Soulsavers com Mark Lanegan. A banda de rock de William Faulkner.

Wednesday, December 03, 2008

Akinator

Que medo!!
Meu ex-estagiário mandou o link desse site, o Akinator (por que estagiários têm o dom para achar coisas bizarras na Internet?). É um joguinho que lê seu pensamento. Você pensa em alguém famoso. O geninho tenta adivinhar quem é. Então faz perguntas prontas, do tipo..."A pessoa toca guitarra?", "A pessoa já foi presa?", "A pessoa tem pai famoso?"...que você responde somente com "sim", "não", "não sei", "provavelmente sim" ou "provavelmente não".

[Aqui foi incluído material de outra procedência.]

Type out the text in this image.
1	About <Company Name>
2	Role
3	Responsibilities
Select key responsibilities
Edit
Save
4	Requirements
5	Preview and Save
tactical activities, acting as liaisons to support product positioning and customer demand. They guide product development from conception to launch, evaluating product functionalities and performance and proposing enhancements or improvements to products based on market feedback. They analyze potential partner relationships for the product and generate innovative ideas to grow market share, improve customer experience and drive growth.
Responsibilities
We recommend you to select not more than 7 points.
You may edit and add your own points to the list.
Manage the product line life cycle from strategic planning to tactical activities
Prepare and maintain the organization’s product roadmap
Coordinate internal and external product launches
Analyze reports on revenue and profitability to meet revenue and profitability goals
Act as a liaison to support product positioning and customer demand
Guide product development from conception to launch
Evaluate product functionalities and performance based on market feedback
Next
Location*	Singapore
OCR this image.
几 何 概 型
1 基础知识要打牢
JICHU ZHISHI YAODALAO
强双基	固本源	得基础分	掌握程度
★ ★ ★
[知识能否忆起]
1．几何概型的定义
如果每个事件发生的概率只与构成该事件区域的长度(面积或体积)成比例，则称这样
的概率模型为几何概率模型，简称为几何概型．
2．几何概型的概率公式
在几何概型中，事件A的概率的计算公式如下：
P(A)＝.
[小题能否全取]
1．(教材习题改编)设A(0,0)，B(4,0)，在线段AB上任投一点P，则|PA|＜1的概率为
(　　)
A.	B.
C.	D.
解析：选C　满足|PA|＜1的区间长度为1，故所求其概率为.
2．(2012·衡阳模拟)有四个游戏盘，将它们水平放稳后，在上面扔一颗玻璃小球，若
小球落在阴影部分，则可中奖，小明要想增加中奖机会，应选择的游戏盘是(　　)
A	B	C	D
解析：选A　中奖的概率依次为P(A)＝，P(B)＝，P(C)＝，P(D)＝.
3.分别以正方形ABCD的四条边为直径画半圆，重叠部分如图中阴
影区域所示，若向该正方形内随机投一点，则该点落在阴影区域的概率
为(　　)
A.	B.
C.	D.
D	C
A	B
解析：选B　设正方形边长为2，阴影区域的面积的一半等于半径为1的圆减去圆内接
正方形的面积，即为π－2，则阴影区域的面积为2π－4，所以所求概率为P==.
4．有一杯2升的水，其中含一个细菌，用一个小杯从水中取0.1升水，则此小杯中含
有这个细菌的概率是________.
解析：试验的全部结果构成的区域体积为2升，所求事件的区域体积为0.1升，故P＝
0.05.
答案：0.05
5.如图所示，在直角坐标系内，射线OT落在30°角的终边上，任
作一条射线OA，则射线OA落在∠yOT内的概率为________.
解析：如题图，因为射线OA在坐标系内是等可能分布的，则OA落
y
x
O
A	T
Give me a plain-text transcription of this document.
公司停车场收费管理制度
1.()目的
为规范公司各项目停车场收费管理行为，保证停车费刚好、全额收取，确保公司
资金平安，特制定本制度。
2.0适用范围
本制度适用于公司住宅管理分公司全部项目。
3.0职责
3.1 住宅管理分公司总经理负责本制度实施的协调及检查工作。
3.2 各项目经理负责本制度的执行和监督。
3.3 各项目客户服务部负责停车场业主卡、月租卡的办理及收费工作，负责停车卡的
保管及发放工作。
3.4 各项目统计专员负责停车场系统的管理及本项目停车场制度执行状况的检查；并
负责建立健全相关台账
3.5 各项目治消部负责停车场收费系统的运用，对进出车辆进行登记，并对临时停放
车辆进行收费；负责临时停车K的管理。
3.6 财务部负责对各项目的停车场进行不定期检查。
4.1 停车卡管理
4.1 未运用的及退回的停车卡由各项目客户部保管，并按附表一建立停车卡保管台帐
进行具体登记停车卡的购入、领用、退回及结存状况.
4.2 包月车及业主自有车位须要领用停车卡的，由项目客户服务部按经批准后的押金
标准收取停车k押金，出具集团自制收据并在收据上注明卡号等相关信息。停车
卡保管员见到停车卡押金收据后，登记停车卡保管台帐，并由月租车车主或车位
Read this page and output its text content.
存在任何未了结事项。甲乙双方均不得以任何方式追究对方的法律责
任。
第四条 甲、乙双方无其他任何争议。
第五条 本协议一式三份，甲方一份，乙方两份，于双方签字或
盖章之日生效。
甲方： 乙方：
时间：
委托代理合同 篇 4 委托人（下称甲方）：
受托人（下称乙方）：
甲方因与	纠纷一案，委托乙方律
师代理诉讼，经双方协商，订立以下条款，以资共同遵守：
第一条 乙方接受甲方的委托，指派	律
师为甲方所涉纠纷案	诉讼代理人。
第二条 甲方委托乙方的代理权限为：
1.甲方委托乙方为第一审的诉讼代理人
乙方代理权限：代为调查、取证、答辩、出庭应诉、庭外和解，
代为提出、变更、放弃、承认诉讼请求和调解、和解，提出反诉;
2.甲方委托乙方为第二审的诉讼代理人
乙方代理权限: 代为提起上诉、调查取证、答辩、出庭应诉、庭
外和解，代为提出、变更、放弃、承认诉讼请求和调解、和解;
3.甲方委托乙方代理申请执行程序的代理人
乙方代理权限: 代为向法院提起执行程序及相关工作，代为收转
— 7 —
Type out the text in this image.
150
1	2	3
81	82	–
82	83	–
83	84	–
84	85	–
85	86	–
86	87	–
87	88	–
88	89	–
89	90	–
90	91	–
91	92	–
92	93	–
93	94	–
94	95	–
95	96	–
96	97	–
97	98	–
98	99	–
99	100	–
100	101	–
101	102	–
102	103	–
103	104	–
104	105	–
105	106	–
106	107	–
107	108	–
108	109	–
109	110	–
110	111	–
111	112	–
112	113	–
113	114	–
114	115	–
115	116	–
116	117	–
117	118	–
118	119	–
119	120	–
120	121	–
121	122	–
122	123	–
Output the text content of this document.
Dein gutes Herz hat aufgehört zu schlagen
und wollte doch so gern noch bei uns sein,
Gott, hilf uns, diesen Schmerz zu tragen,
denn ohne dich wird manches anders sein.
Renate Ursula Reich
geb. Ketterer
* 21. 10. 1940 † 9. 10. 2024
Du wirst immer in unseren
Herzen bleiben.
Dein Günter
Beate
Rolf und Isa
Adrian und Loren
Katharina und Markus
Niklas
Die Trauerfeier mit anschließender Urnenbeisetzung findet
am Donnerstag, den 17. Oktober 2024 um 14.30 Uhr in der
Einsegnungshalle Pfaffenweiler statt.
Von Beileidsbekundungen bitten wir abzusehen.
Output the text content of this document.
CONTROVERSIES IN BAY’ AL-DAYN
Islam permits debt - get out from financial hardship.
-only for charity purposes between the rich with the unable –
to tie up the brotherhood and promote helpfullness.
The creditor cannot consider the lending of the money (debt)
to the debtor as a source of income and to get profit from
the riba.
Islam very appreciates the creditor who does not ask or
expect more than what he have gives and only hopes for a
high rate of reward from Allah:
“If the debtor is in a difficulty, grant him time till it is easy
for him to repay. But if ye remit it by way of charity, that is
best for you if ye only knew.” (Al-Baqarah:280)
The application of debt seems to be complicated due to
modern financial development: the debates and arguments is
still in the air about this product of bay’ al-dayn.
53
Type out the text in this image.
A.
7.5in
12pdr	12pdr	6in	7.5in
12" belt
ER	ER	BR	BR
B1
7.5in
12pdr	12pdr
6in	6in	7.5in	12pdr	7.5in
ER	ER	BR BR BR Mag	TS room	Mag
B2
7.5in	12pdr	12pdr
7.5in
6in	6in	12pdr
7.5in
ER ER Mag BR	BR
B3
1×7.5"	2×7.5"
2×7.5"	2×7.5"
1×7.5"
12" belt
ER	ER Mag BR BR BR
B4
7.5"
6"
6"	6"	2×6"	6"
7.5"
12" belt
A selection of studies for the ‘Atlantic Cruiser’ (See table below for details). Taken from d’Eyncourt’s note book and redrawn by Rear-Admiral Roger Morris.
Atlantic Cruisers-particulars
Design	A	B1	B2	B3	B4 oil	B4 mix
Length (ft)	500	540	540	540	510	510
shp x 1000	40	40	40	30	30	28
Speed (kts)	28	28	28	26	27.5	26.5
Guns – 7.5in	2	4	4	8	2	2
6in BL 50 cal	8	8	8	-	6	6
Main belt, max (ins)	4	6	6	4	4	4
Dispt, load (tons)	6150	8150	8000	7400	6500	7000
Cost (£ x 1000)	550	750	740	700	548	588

Bom, joguei. Sem botar fé e me achando o máximo. Nunca iriam descobrir em quem pensei! Depois de apenas vinte perguntas - e o mais impressionante: beeem genéricas - aparece a adivinhação, na forma de uma foto do....Mark Lanegan, hehe!

Tô besta.
A paixonite pelo Lanegan é tamanha que até um programinha de computador saca logo, em segundos!
Próximo post, aliás, é sobre.....
É.
(ah...o Akinator também funciona com celebridades nacionais. O Jonathan, meu ex-estagiário, pensou no Pedro de Lara (!). O gênio acertou.).

Sunday, November 16, 2008

Gig Posters - Parte II




A paternidade deles é antiga e distante. Jules Chéret foi o pioneiro, na Paris de 1860, embora o pintor Henri de Toulouse-Lautrec tenha se tornado o mais conhecido e célebre. Surgiram para anunciar espetáculos de cabaré ilustrando as dançarinas do Moulin Rouge, o famoso prostíbulo parisiense. O tcheco Alphonse Mucha especializou-se na confecção deles, promovendo as peças teatrais da atriz e cortesã Sarah Bernhardt. Na Inglaterra, Aubrey Beardsley foi o artista mais destacado, sempre trabalhando nas cores preta e branca. Chegando em Paris, o norueguês Edvard Munch também se interessou por eles. Eles são descendentes diretos de Cherét, Toulose-Lautrec, Mucha, Munch, Klimt. E de tantos outros que elegeram as gravuras e ilustrações como manifestação de uma Nova Arte. Ou, em francês, Art Nouveau.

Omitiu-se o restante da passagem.